I have a function that takes a pointer to a floating point array. Based on other conditions, I know that pointer is actually pointing to a 2x2 OR 3x3 matrix. (in fact the memory was initially allocated as such, e.g. float M[2][2] ) The important thing is I want to make this determination in the function body, not as the function argument.

void calcMatrix( int face, float * matrixReturnAsArray ) {     // Here, I would much rather work in natural matrix notation     if( is2x2 )     {         // ### cast matrixReturnAsArray to somethingAsMatrix[2][2]         somethingAsMatrix[0][1] = 2.002;         // etc..     }     else if(is3x3)     { //etc...     }  } 

I am aware that I could use templates and other techniques to better address this problem. My question is really about how to make such a cast at the ### comment. Working in C++.

Answer 1

float (*somethingAsMatrix)[2] = (float (*)[2]) matrixReturnAsArray; 

Answer 2

float * could point to the first element of an array of floats, and ought to be reinterpret_castable to that array type. And the result of that cast could point to the first element of a float [][] and so should be reinterpret_castable to that type, and so on. You ought to be able to compose such casts and just directly do

float (&arr)[2][2] = *reinterpret_cast<float (*)[2][2]>(matrixReturnAsArray); 

An argument of the type float ** is not the same and should not be used this way.
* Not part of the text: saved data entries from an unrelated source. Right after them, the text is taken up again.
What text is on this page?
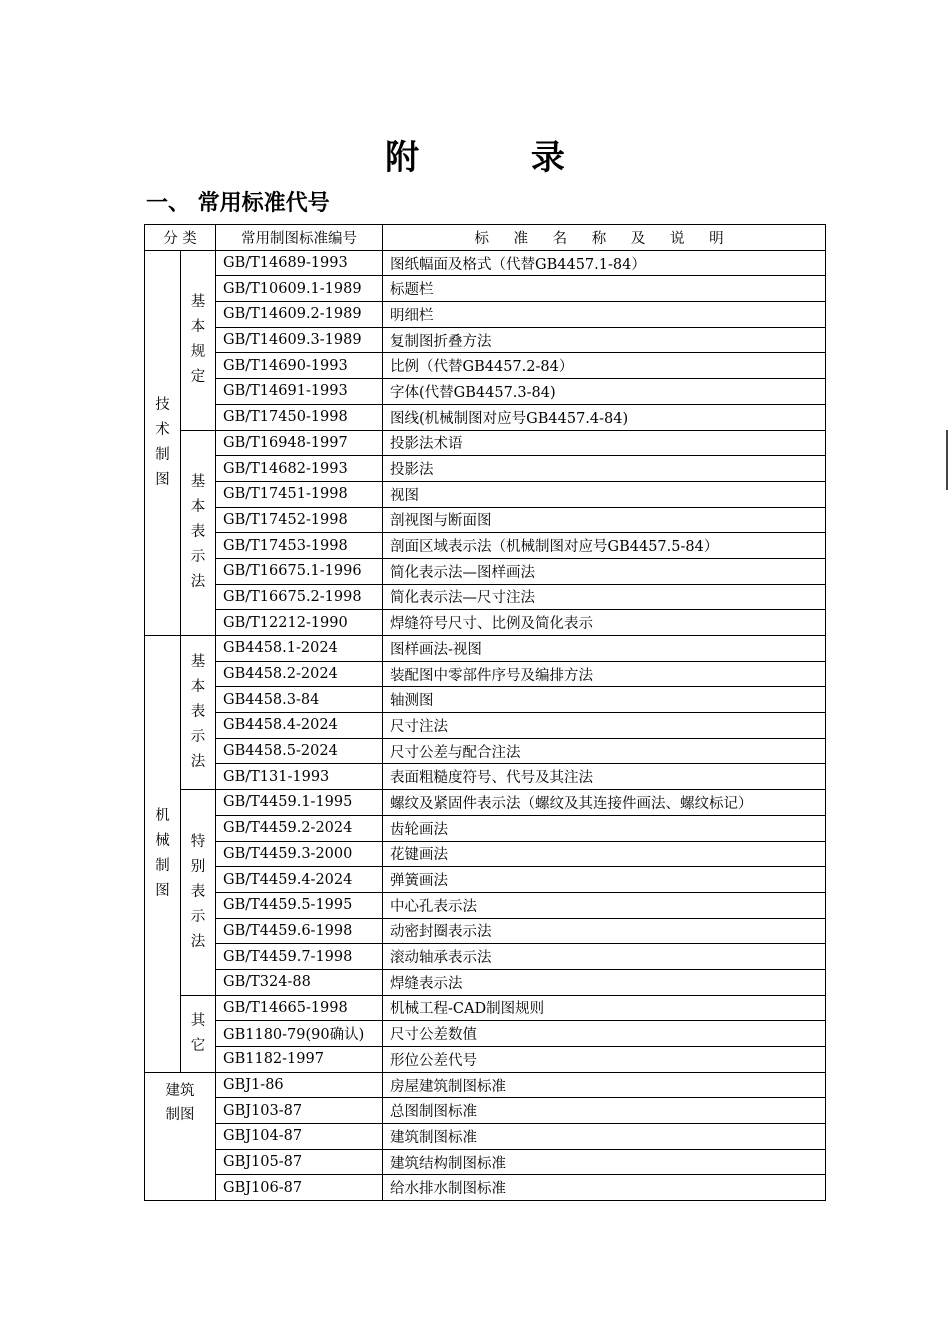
附 录
一、 常用标准代号
分 类		常用制图标准编号	标 准 名 称 及 说 明
技术制图	基本规定	GB/T14689-1993	图纸幅面及格式（代替GB4457.1-84）
		GB/T10609.1-1989	标题栏
		GB/T14609.2-1989	明细栏
		GB/T14609.3-1989	复制图折叠方法
		GB/T14690-1993	比例（代替GB4457.2-84）
		GB/T14691-1993	字体(代替GB4457.3-84)
		GB/T17450-1998	图线(机械制图对应号GB4457.4-84)
	基本表示法	GB/T16948-1997	投影法术语
		GB/T14682-1993	投影法
		GB/T17451-1998	视图
		GB/T17452-1998	剖视图与断面图
		GB/T17453-1998	剖面区域表示法（机械制图对应号GB4457.5-84）
		GB/T16675.1-1996	简化表示法—图样画法
		GB/T16675.2-1998	简化表示法—尺寸注法
		GB/T12212-1990	焊缝符号尺寸、比例及简化表示
机械制图	基本表示法	GB4458.1-2024	图样画法-视图
		GB4458.2-2024	装配图中零部件序号及编排方法
		GB4458.3-84	轴测图
		GB4458.4-2024	尺寸注法
		GB4458.5-2024	尺寸公差与配合注法
		GB/T131-1993	表面粗糙度符号、代号及其注法
	特别表示法	GB/T4459.1-1995	螺纹及紧固件表示法（螺纹及其连接件画法、螺纹标记）
		GB/T4459.2-2024	齿轮画法
		GB/T4459.3-2000	花键画法
		GB/T4459.4-2024	弹簧画法
		GB/T4459.5-1995	中心孔表示法
		GB/T4459.6-1998	动密封圈表示法
		GB/T4459.7-1998	滚动轴承表示法
		GB/T324-88	焊缝表示法
	其它	GB/T14665-1998	机械工程-CAD制图规则
		GB1180-79(90确认)	尺寸公差数值
		GB1182-1997	形位公差代号
建筑制图		GBJ1-86	房屋建筑制图标准
		GBJ103-87	总图制图标准
		GBJ104-87	建筑制图标准
		GBJ105-87	建筑结构制图标准
		GBJ106-87	给水排水制图标准
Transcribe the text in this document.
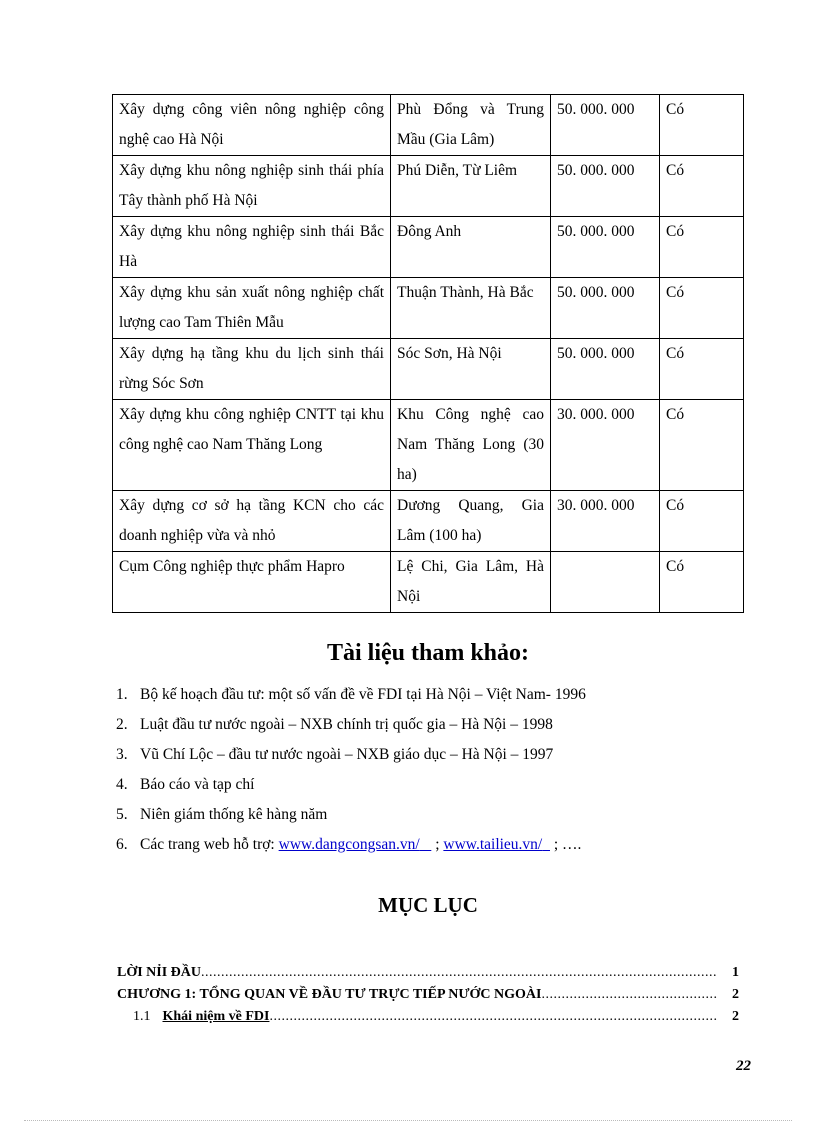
Xây dựng công viên nông nghiệp công nghệ cao Hà Nội	Phù Đổng và Trung Mầu (Gia Lâm)	50. 000. 000	Có
Xây dựng khu nông nghiệp sinh thái phía Tây thành phố Hà Nội	Phú Diễn, Từ Liêm	50. 000. 000	Có
Xây dựng khu nông nghiệp sinh thái Bắc Hà	Đông Anh	50. 000. 000	Có
Xây dựng khu sản xuất nông nghiệp chất lượng cao Tam Thiên Mẫu	Thuận Thành, Hà Bắc	50. 000. 000	Có
Xây dựng hạ tầng khu du lịch sinh thái rừng Sóc Sơn	Sóc Sơn, Hà Nội	50. 000. 000	Có
Xây dựng khu công nghiệp CNTT tại khu công nghệ cao Nam Thăng Long	Khu Công nghệ cao Nam Thăng Long (30 ha)	30. 000. 000	Có
Xây dựng cơ sở hạ tầng KCN cho các doanh nghiệp vừa và nhỏ	Dương Quang, Gia Lâm (100 ha)	30. 000. 000	Có
Cụm Công nghiệp thực phẩm Hapro	Lệ Chi, Gia Lâm, Hà Nội		Có
Tài liệu tham khảo:
1. Bộ kế hoạch đầu tư: một số vấn đề về FDI tại Hà Nội – Việt Nam- 1996
2. Luật đầu tư nước ngoài – NXB chính trị quốc gia – Hà Nội – 1998
3. Vũ Chí Lộc – đầu tư nước ngoài – NXB giáo dục – Hà Nội – 1997
4. Báo cáo và tạp chí
5. Niên giám thống kê hàng năm
6. Các trang web hỗ trợ: www.dangcongsan.vn/    ; www.tailieu.vn/   ; ….
MỤC LỤC
LỜI NỈI ĐẦU .....	1
CHƯƠNG 1: TỔNG QUAN VỀ ĐẦU TƯ TRỰC TIẾP NƯỚC NGOÀI .....	2
1.1 Khái niệm về FDI .....	2
22
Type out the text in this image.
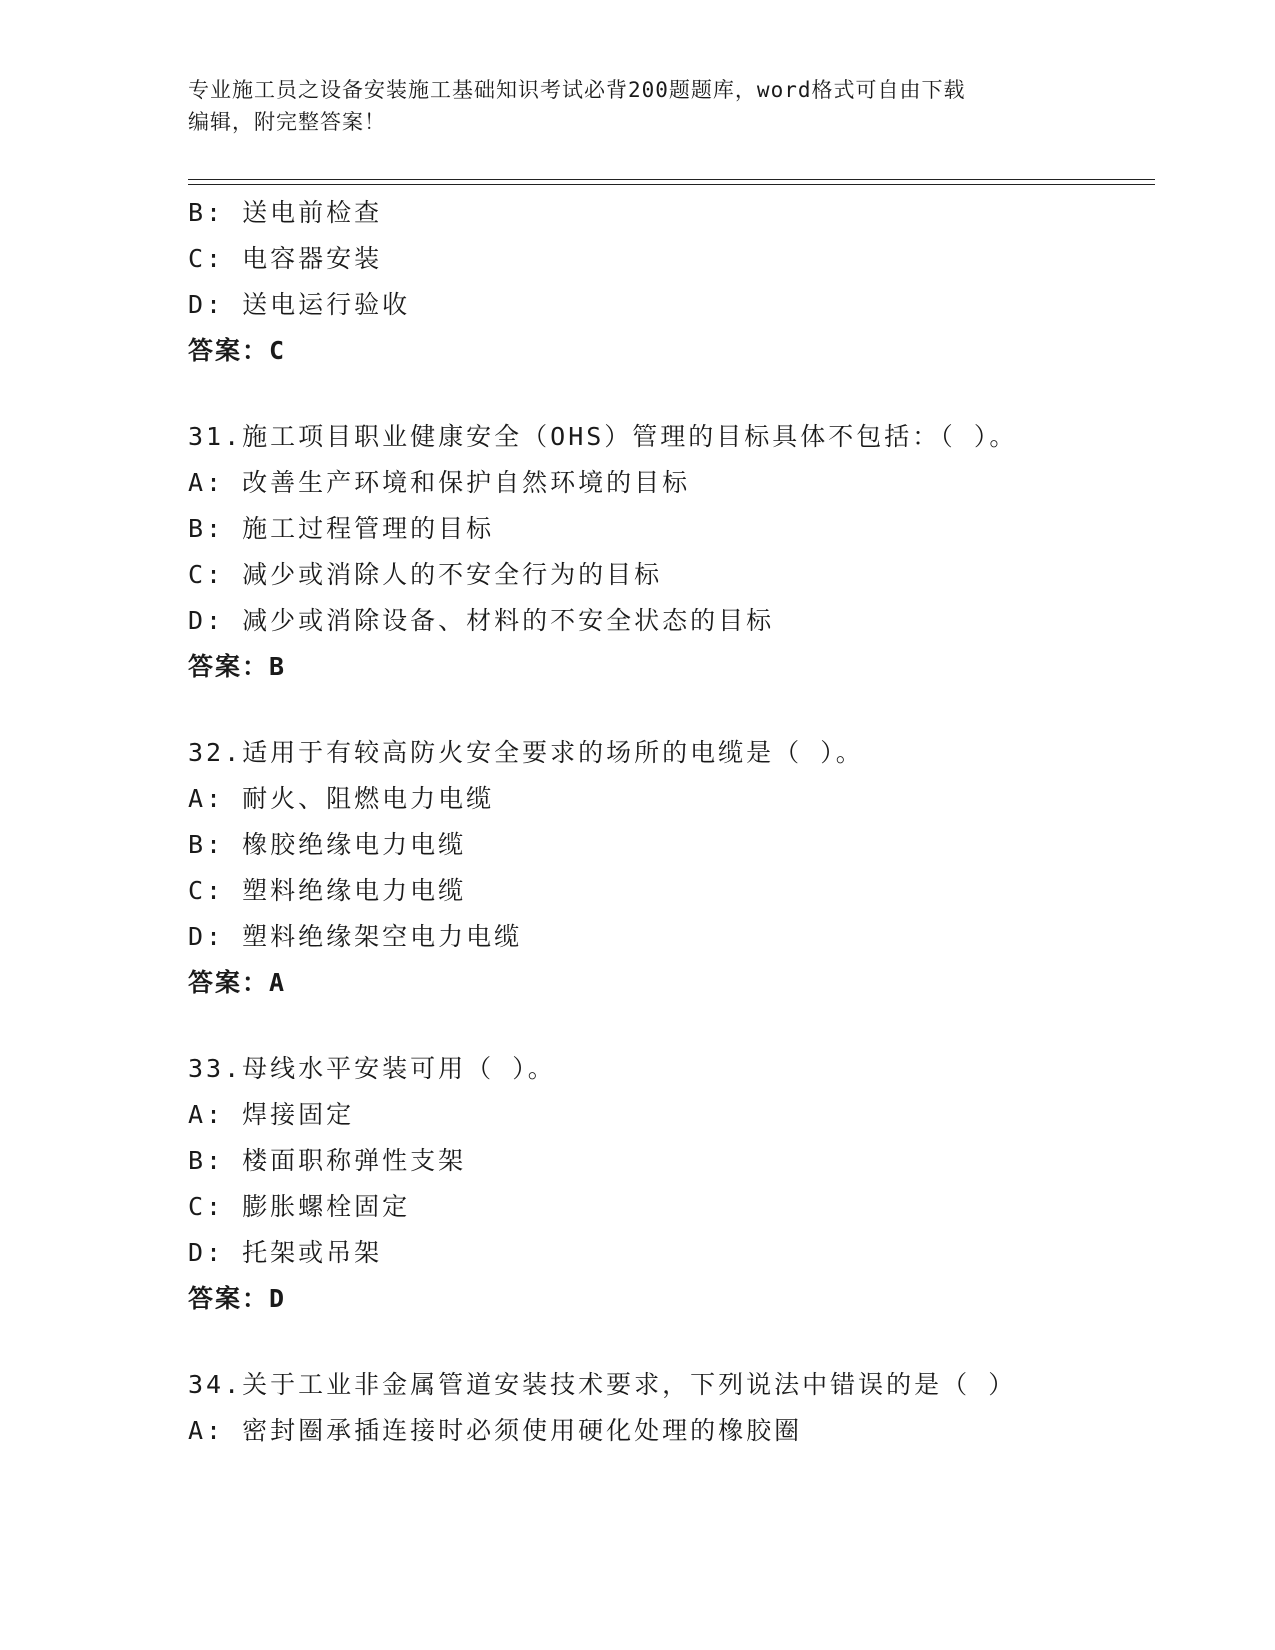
专业施工员之设备安装施工基础知识考试必背200题题库，word格式可自由下载
编辑，附完整答案！
B: 送电前检查
C: 电容器安装
D: 送电运行验收
答案：C
31.施工项目职业健康安全（OHS）管理的目标具体不包括：（ ）。
A: 改善生产环境和保护自然环境的目标
B: 施工过程管理的目标
C: 减少或消除人的不安全行为的目标
D: 减少或消除设备、材料的不安全状态的目标
答案：B
32.适用于有较高防火安全要求的场所的电缆是（ ）。
A: 耐火、阻燃电力电缆
B: 橡胶绝缘电力电缆
C: 塑料绝缘电力电缆
D: 塑料绝缘架空电力电缆
答案：A
33.母线水平安装可用（ ）。
A: 焊接固定
B: 楼面职称弹性支架
C: 膨胀螺栓固定
D: 托架或吊架
答案：D
34.关于工业非金属管道安装技术要求，下列说法中错误的是（ ）
A: 密封圈承插连接时必须使用硬化处理的橡胶圈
To avoid undefined behavior the pointer must originate from an actual multi-dimensional array, and if the float* is used directly you cannot access more than the first row of the multi-dimensional matrix.

void foo(float *f) {     f[3] = 10.;      float (&arr)[2][2] = *reinterpret_cast<float (*)[2][2]>(f);     arr[1][1] = 10.; }  void main() {     float a[2][2];     foo(&a[0][0]); // f[3] = 10.; is undefined behavior, arr[1][1] = 10. is well defined      float b[4];     foo(&b[0]); // f[3] = 10.; is well-defined behavior, arr[1][1] = 10. is undefined } 

Given float arr[2][2]; nothing guarantees that &arr[0][1] + 1 is the same as &arr[1][0], as far as I have been able to determine. So although you can use a single dimensional array as a multi-dimensional array by doing f[i*width + j] you cannot treat a multi-dimensional array like a single dimensional array.

It's better to use C++'s compile-time type-safety instead of just relying on not accidentally passing the wrong thing or performing the wrong reinterpret_cast. To get type-safety using raw-arrays you should use references to the raw array type you want:

void foo(float (&f)[2][2]) {} void foo(float (&f)[3][3]) {} 

If you want to pass arrays by value you can't use raw arrays and should instead use something like std::array:

void foo(std::array<std::array<float,2>,2> f) {} void foo(std::array<std::array<float,3>,3> f) {}